Você é chamado para o local de uma grande estrutura que desmoronou devido a um acidente durante a demolição. Ao chegar, você é informado de que há várias baixas na casa, e as equipes de bombeiros e resgate estão extricando os pacientes da forma mais segura e rápida possível.

Você é notificado de um paciente preso com uma grande viga metálica descansando no fêmur esquerdo. As equipes de incêndio e resgate estão estabilizando cuidadosamente as estruturas de suporte ao redor e estimam que a expulsão do paciente seja prolongada.

O paciente está alerta, capaz de falar com os membros da equipe de resgate, e não relata nenhuma outra reclamação fora de sua severa dor na perna esquerda.

Você se prepara para sua extração, considerando qualquer potencial trauma ortopédico na perna esquerda do paciente, bem como a forma de lidar com a sua lesão por esmagamento e a liberação de toxina associada que você sabe que pode ocorrer.

Síndrome de Crush

Síndrome de Crush é uma condição médica caracterizada por sintomas sistêmicos significativos resultantes de toxinas liberadas por tecido muscular esmagado.
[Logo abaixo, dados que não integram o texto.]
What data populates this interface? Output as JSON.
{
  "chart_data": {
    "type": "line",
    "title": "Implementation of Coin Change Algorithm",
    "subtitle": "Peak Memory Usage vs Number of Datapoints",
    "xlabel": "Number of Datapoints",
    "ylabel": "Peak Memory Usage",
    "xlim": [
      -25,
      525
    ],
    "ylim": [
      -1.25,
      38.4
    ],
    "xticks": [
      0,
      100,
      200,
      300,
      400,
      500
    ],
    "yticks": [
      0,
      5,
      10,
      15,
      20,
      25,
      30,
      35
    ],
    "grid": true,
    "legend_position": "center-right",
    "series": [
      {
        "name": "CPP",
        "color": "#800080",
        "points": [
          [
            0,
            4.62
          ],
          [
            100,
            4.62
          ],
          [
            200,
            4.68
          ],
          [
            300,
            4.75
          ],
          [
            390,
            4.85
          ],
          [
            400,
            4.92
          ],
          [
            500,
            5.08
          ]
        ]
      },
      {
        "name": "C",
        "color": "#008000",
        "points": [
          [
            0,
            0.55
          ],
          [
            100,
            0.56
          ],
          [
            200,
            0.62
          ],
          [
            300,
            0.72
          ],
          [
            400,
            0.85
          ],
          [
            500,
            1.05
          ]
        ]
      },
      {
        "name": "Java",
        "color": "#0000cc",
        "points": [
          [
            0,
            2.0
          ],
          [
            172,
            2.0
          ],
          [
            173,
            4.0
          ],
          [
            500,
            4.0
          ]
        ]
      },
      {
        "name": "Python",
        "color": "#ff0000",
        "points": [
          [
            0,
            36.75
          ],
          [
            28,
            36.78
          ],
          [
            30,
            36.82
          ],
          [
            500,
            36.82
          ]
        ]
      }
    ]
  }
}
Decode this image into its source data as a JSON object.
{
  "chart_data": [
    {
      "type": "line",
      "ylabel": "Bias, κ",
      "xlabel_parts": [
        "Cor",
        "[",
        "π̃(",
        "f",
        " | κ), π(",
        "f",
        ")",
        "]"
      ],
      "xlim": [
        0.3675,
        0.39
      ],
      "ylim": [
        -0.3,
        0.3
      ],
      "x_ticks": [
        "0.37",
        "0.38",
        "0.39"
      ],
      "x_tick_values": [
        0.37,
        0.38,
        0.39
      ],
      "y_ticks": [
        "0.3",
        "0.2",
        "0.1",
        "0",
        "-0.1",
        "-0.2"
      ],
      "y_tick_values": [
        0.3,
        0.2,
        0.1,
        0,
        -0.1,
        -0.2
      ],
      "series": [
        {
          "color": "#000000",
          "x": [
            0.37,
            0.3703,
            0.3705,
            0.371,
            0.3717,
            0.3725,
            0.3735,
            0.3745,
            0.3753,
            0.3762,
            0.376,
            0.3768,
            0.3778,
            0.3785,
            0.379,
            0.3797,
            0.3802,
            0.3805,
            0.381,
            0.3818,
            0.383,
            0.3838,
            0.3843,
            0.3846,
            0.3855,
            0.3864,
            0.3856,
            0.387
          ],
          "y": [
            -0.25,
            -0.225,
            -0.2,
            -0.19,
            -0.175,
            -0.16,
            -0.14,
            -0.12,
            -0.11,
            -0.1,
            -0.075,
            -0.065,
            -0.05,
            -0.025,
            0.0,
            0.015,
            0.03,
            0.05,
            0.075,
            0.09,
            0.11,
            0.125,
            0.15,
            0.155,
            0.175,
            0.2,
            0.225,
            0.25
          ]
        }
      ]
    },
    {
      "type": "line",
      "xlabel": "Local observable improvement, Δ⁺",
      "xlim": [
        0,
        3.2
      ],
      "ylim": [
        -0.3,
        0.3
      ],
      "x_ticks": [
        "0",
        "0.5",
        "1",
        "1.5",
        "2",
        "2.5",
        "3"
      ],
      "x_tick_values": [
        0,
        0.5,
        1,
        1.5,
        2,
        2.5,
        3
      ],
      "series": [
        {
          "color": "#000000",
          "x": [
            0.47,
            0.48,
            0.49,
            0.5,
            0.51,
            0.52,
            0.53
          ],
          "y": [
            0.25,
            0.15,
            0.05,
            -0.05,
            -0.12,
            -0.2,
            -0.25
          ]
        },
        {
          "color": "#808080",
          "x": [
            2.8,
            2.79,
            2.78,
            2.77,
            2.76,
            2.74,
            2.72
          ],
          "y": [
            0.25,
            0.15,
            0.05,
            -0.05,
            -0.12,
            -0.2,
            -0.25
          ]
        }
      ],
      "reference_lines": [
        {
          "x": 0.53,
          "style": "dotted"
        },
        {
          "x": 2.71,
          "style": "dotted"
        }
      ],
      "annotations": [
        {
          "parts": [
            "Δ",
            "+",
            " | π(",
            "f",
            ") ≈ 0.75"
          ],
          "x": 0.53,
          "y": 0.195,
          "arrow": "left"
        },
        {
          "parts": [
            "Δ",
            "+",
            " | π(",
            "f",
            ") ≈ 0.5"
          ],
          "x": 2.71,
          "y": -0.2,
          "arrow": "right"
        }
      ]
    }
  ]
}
Lesões por esmagamento são comumente vistas em traumas graves, e incluem destruição direta de tecido mole, lesão óssea e isquemia de membros.

Crush a 40% dos sobreviventes de colapso de edifícios de vários andares sofrem de síndrome de esmagamento. E é importante notar que a rabdomiólise induzida por esmagamento é a causa mais freqüente de morte após terremotos, além do trauma direto.1

Tipicamente, a liberação de toxinas ocorre quando a reperfusão da área lesada é retardada por 4-6 horas. Entretanto, dependendo da gravidade da lesão e do grau de compressão ao compartimento muscular, a liberação de toxinas pode ocorrer em apenas 60 minutos.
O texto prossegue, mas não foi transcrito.